Another thing about big cities which I’ve always found off-putting is the public transport system. To be fair, my opinion of this has always been based around my experiences in London, which can be summed up in three words: stressful, unreliable, expensive. This is another winner for Paris – the bus, metro and RER trains network is extensive, fast, and relatively cheap. I was genuinely impressed, and I actually look forward to the next time I have to travel across Paris.
The conference itself was actually a ‘workshop’. The difference being that after two days of people giving 15-30 minute presentations, we had half a day of discussion and feedback. Otherwise, as far as I can tell, it was very much a conference.

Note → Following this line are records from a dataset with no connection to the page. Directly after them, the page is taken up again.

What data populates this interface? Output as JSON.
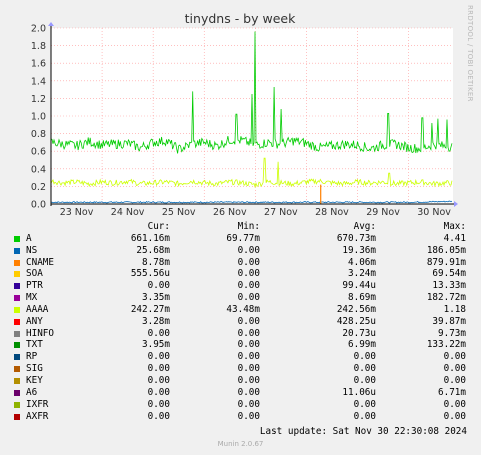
{
  "side_label": "RRDTOOL / TOBI OETIKER",
  "footer": {
    "last_update": "Last update: Sat Nov 30 22:30:08 2024",
    "munin": "Munin 2.0.67"
  },
  "legend_headers": {
    "cur": "Cur:",
    "min": "Min:",
    "avg": "Avg:",
    "max": "Max:"
  },
  "legend": [
    {
      "name": "A",
      "color": "#00cc00",
      "cur": "661.16m",
      "min": "69.77m",
      "avg": "670.73m",
      "max": "4.41"
    },
    {
      "name": "NS",
      "color": "#0066b3",
      "cur": "25.68m",
      "min": "0.00",
      "avg": "19.36m",
      "max": "186.05m"
    },
    {
      "name": "CNAME",
      "color": "#ff8000",
      "cur": "8.78m",
      "min": "0.00",
      "avg": "4.06m",
      "max": "879.91m"
    },
    {
      "name": "SOA",
      "color": "#ffcc00",
      "cur": "555.56u",
      "min": "0.00",
      "avg": "3.24m",
      "max": "69.54m"
    },
    {
      "name": "PTR",
      "color": "#330099",
      "cur": "0.00",
      "min": "0.00",
      "avg": "99.44u",
      "max": "13.33m"
    },
    {
      "name": "MX",
      "color": "#990099",
      "cur": "3.35m",
      "min": "0.00",
      "avg": "8.69m",
      "max": "182.72m"
    },
    {
      "name": "AAAA",
      "color": "#ccff00",
      "cur": "242.27m",
      "min": "43.48m",
      "avg": "242.56m",
      "max": "1.18"
    },
    {
      "name": "ANY",
      "color": "#ff0000",
      "cur": "3.28m",
      "min": "0.00",
      "avg": "428.25u",
      "max": "39.87m"
    },
    {
      "name": "HINFO",
      "color": "#808080",
      "cur": "0.00",
      "min": "0.00",
      "avg": "20.73u",
      "max": "9.73m"
    },
    {
      "name": "TXT",
      "color": "#008f00",
      "cur": "3.95m",
      "min": "0.00",
      "avg": "6.99m",
      "max": "133.22m"
    },
    {
      "name": "RP",
      "color": "#00487d",
      "cur": "0.00",
      "min": "0.00",
      "avg": "0.00",
      "max": "0.00"
    },
    {
      "name": "SIG",
      "color": "#b35a00",
      "cur": "0.00",
      "min": "0.00",
      "avg": "0.00",
      "max": "0.00"
    },
    {
      "name": "KEY",
      "color": "#b38f00",
      "cur": "0.00",
      "min": "0.00",
      "avg": "0.00",
      "max": "0.00"
    },
    {
      "name": "A6",
      "color": "#6b006b",
      "cur": "0.00",
      "min": "0.00",
      "avg": "11.06u",
      "max": "6.71m"
    },
    {
      "name": "IXFR",
      "color": "#8fb300",
      "cur": "0.00",
      "min": "0.00",
      "avg": "0.00",
      "max": "0.00"
    },
    {
      "name": "AXFR",
      "color": "#b30000",
      "cur": "0.00",
      "min": "0.00",
      "avg": "0.00",
      "max": "0.00"
    }
  ],
  "chart_data": {
    "type": "line",
    "title": "tinydns - by week",
    "ylim": [
      0,
      2.0
    ],
    "yticks": [
      0.0,
      0.2,
      0.4,
      0.6,
      0.8,
      1.0,
      1.2,
      1.4,
      1.6,
      1.8,
      2.0
    ],
    "ytick_labels": [
      "0.0",
      "0.2",
      "0.4",
      "0.6",
      "0.8",
      "1.0",
      "1.2",
      "1.4",
      "1.6",
      "1.8",
      "2.0"
    ],
    "xlim": [
      0,
      7.87
    ],
    "xticks": [
      {
        "label": "23 Nov",
        "pos": 1.0
      },
      {
        "label": "24 Nov",
        "pos": 2.0
      },
      {
        "label": "25 Nov",
        "pos": 3.0
      },
      {
        "label": "26 Nov",
        "pos": 4.0
      },
      {
        "label": "27 Nov",
        "pos": 5.0
      },
      {
        "label": "28 Nov",
        "pos": 6.0
      },
      {
        "label": "29 Nov",
        "pos": 7.0
      },
      {
        "label": "30 Nov",
        "pos": 8.0
      }
    ],
    "grid": true,
    "series": [
      {
        "name": "A",
        "color": "#00cc00",
        "x": [
          0,
          0.25,
          0.5,
          0.75,
          1.0,
          1.25,
          1.5,
          1.75,
          2.0,
          2.25,
          2.5,
          2.75,
          3.0,
          3.25,
          3.5,
          3.75,
          4.0,
          4.25,
          4.5,
          4.75,
          5.0,
          5.25,
          5.5,
          5.75,
          6.0,
          6.25,
          6.5,
          6.75,
          7.0,
          7.25,
          7.5,
          7.75,
          7.87
        ],
        "y": [
          0.7,
          0.68,
          0.66,
          0.71,
          0.67,
          0.68,
          0.69,
          0.64,
          0.7,
          0.72,
          0.62,
          0.68,
          0.7,
          0.66,
          0.73,
          0.72,
          0.67,
          0.7,
          0.68,
          0.72,
          0.69,
          0.64,
          0.66,
          0.68,
          0.67,
          0.63,
          0.67,
          0.68,
          0.64,
          0.63,
          0.68,
          0.65,
          0.66
        ]
      },
      {
        "name": "AAAA",
        "color": "#ccff00",
        "x": [
          0,
          0.25,
          0.5,
          0.75,
          1.0,
          1.25,
          1.5,
          1.75,
          2.0,
          2.25,
          2.5,
          2.75,
          3.0,
          3.25,
          3.5,
          3.75,
          4.0,
          4.25,
          4.5,
          4.75,
          5.0,
          5.25,
          5.5,
          5.75,
          6.0,
          6.25,
          6.5,
          6.75,
          7.0,
          7.25,
          7.5,
          7.75,
          7.87
        ],
        "y": [
          0.26,
          0.24,
          0.25,
          0.23,
          0.25,
          0.24,
          0.26,
          0.23,
          0.24,
          0.25,
          0.23,
          0.26,
          0.24,
          0.23,
          0.25,
          0.24,
          0.22,
          0.25,
          0.24,
          0.23,
          0.25,
          0.26,
          0.24,
          0.23,
          0.25,
          0.24,
          0.25,
          0.23,
          0.24,
          0.25,
          0.23,
          0.24,
          0.24
        ]
      },
      {
        "name": "NS",
        "color": "#0066b3",
        "x": [
          0,
          1.0,
          2.0,
          3.0,
          4.0,
          5.0,
          6.0,
          7.0,
          7.87
        ],
        "y": [
          0.02,
          0.02,
          0.02,
          0.02,
          0.02,
          0.02,
          0.02,
          0.02,
          0.03
        ]
      }
    ],
    "spikes_A": [
      {
        "x": 2.77,
        "y": 1.28
      },
      {
        "x": 3.63,
        "y": 1.02
      },
      {
        "x": 3.94,
        "y": 1.25
      },
      {
        "x": 4.0,
        "y": 1.96
      },
      {
        "x": 4.37,
        "y": 1.33
      },
      {
        "x": 4.5,
        "y": 1.08
      },
      {
        "x": 6.6,
        "y": 1.03
      },
      {
        "x": 7.27,
        "y": 0.98
      },
      {
        "x": 7.45,
        "y": 0.92
      },
      {
        "x": 7.58,
        "y": 0.97
      },
      {
        "x": 7.75,
        "y": 0.96
      }
    ],
    "spikes_AAAA": [
      {
        "x": 4.18,
        "y": 0.52
      },
      {
        "x": 4.45,
        "y": 0.48
      },
      {
        "x": 6.62,
        "y": 0.35
      }
    ],
    "spikes_CNAME": [
      {
        "x": 5.28,
        "y": 0.22
      }
    ]
  }
}
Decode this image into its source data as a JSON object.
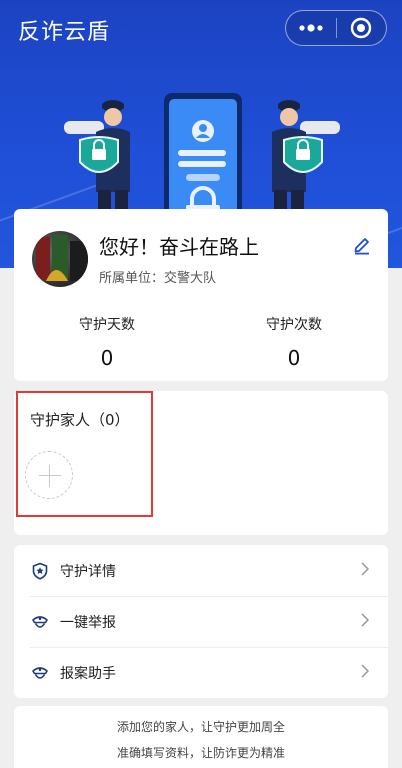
{
  "header": {
    "title": "反诈云盾",
    "more_icon": "more-dots-icon",
    "close_icon": "target-circle-icon"
  },
  "colors": {
    "hero_blue": "#1f4fd6",
    "highlight_red": "#e53935",
    "police_navy": "#1d2f5e",
    "shield_green": "#19a89a"
  },
  "profile": {
    "greeting": "您好！奋斗在路上",
    "unit": "所属单位：交警大队",
    "edit_icon": "pencil-icon",
    "stats": [
      {
        "label": "守护天数",
        "value": "0"
      },
      {
        "label": "守护次数",
        "value": "0"
      }
    ]
  },
  "family": {
    "title": "守护家人（0）",
    "add_icon": "plus-icon"
  },
  "menu": [
    {
      "label": "守护详情",
      "icon": "police-badge-icon"
    },
    {
      "label": "一键举报",
      "icon": "police-cap-icon"
    },
    {
      "label": "报案助手",
      "icon": "police-cap-icon"
    }
  ],
  "tips": [
    "添加您的家人，让守护更加周全",
    "准确填写资料，让防诈更为精准"
  ]
}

Despite being perpetually exhausted, I managed to stay awake and pay attention throughout most of the talks, and really enjoyed some of them. I learnt a lot about how the European Space Agency’s (ESA) upcoming satellite GAIA will play such an important role for astronomy over the next few years, especially in the field of transients. By surveying the entire night sky many times over the mission period of 5 years, countless new and exciting variable objects will be found. Much of the discussion was focussed on how small telescopes (like pt5m) will be able to give rapid feedback about new alerts generated by the GAIA alerts team, and hopefully help them to tailor their alert software as part of the verification phase. This is super exciting and hopefully we can play a big part in it.
The meeting was also an excellent chance to network with other big names in the GAIA project, which really is going to be the biggest thing in European astronomy for the next few years. I also had plenty of opportunity to bond with Stu (my co-supervisor), and very much enjoyed his recounted tales of when he was a PhD student under Vik (my primary supervisor). I’m now quite looking forward to spending 5 nights at the William Herschel Telescope, being trained by Stu on how to use ULTRACAM.
Most importantly though, there was free juice and croissants. Brilliant!